Noise can be unwanted sound that interferes with the peace and quiet you enjoy in
your own home.
Complaints about noise have increased over the past few years and our Environmental
Health team spend a lot of time dealing with them.
There is no quick fix to noise complaints and it can take some time to resolve complaints
We can deal with noise from a wide variety of sources including:
- privately owned and occupied houses
- houses rented from a private landlord or housing association
- commercial and industrial premises
- pubs, clubs and other places of entertainment
- construction and demolition sites
- ice cream vans.
In certain circumstances, other agencies such as Police Scotland and the Council's
Housing Services can deal with complaints.

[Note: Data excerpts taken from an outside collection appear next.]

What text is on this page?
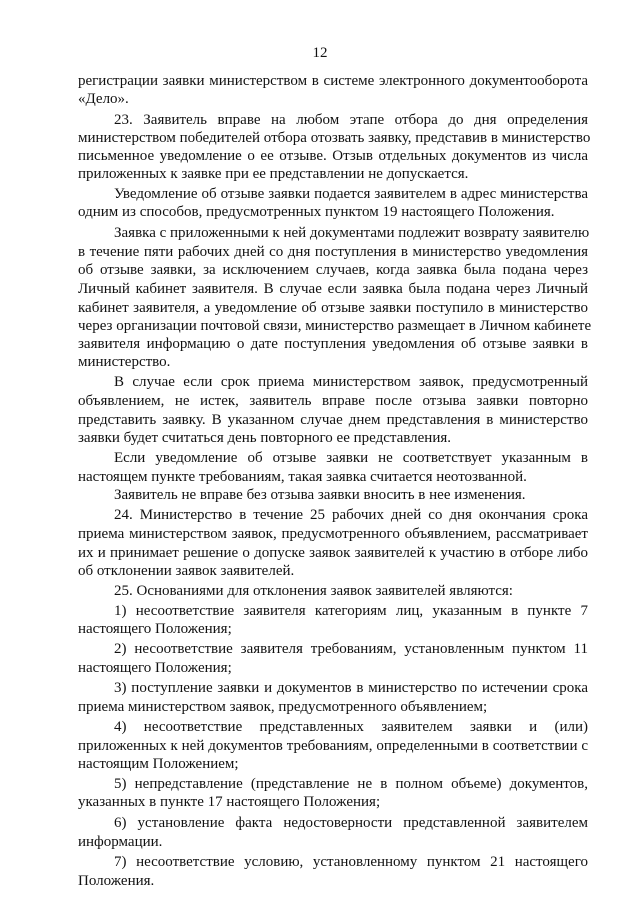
12
регистрации заявки министерством в системе электронного документооборота
«Дело».
23. Заявитель вправе на любом этапе отбора до дня определения
министерством победителей отбора отозвать заявку, представив в министерство
письменное уведомление о ее отзыве. Отзыв отдельных документов из числа
приложенных к заявке при ее представлении не допускается.
Уведомление об отзыве заявки подается заявителем в адрес министерства
одним из способов, предусмотренных пунктом 19 настоящего Положения.
Заявка с приложенными к ней документами подлежит возврату заявителю
в течение пяти рабочих дней со дня поступления в министерство уведомления
об отзыве заявки, за исключением случаев, когда заявка была подана через
Личный кабинет заявителя. В случае если заявка была подана через Личный
кабинет заявителя, а уведомление об отзыве заявки поступило в министерство
через организации почтовой связи, министерство размещает в Личном кабинете
заявителя информацию о дате поступления уведомления об отзыве заявки в
министерство.
В случае если срок приема министерством заявок, предусмотренный
объявлением, не истек, заявитель вправе после отзыва заявки повторно
представить заявку. В указанном случае днем представления в министерство
заявки будет считаться день повторного ее представления.
Если уведомление об отзыве заявки не соответствует указанным в
настоящем пункте требованиям, такая заявка считается неотозванной.
Заявитель не вправе без отзыва заявки вносить в нее изменения.
24. Министерство в течение 25 рабочих дней со дня окончания срока
приема министерством заявок, предусмотренного объявлением, рассматривает
их и принимает решение о допуске заявок заявителей к участию в отборе либо
об отклонении заявок заявителей.
25. Основаниями для отклонения заявок заявителей являются:
1) несоответствие заявителя категориям лиц, указанным в пункте 7
настоящего Положения;
2) несоответствие заявителя требованиям, установленным пунктом 11
настоящего Положения;
3) поступление заявки и документов в министерство по истечении срока
приема министерством заявок, предусмотренного объявлением;
4) несоответствие представленных заявителем заявки и (или)
приложенных к ней документов требованиям, определенными в соответствии с
настоящим Положением;
5) непредставление (представление не в полном объеме) документов,
указанных в пункте 17 настоящего Положения;
6) установление факта недостоверности представленной заявителем
информации.
7) несоответствие условию, установленному пунктом 21 настоящего
Положения.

If you are bothered by noise, try approaching the person, household or business concerned
first to politely discuss the issue and a possible compromise. If that doesn't work
you should keep a diary of dates, times and types of excessive noise. Contact us
to make a formal complaint if the noise nuisance is on the above list.
What we'll do
We will investigate complaints and will normally contact the person or company responsible
for making the noise. If there is no improvements we may visit your house at a time
when it is likely we will witness the noise, or we may install noise monitoring
equipment in your house to record it.
If we believe the noise amounts to a Statutory Notice, an Abatement Notice can be
served on the person making the noise. This requires the noise to be stopped or
limited and if it is not complied with, the person responsible can be prosecuted
and fined in the Sheriff Court.
Antisocial and neighbour noise
If the noise is coming from a Council house or garden, contact Housing Services at
your local One Stop Shop/Advice and Support Hub. They will give advice, investigate
complaints and take action if necessary.
You should contact Police Scotland if the noise is being caused by vehicles, rowdy
behaviour (breach of the peace), loud parties and music and is loud enough to require
A warning will usually be given if the Police are called out to a noisy party. They
also have the power to confiscate noise making equipment, such as a stereo, if warnings
are not heeded.
If you complain about a dog's barking, we will write to the owner advising them that
a complaint has been made and offer advice on what they can do to stop their dog
barking. Should the barking continue, you will be sent details on how to apply to
the Justice of the Peace Court under the Civic Government (Scotland) Act 1982 for
an Order to prevent the noise.
Construction and demolition noise
For noise from construction or demolition sites we can require companies to adhere
to a standard set of working hours to minimise noise disturbance. These are:
- Monday – Friday: 8:00am to 6:00pm
- Saturday: 9:00am to 5:00pm
- Sunday and Bank Holidays: 10:00am to 4:00pm
Notice can be served on companies who do not keep to these times.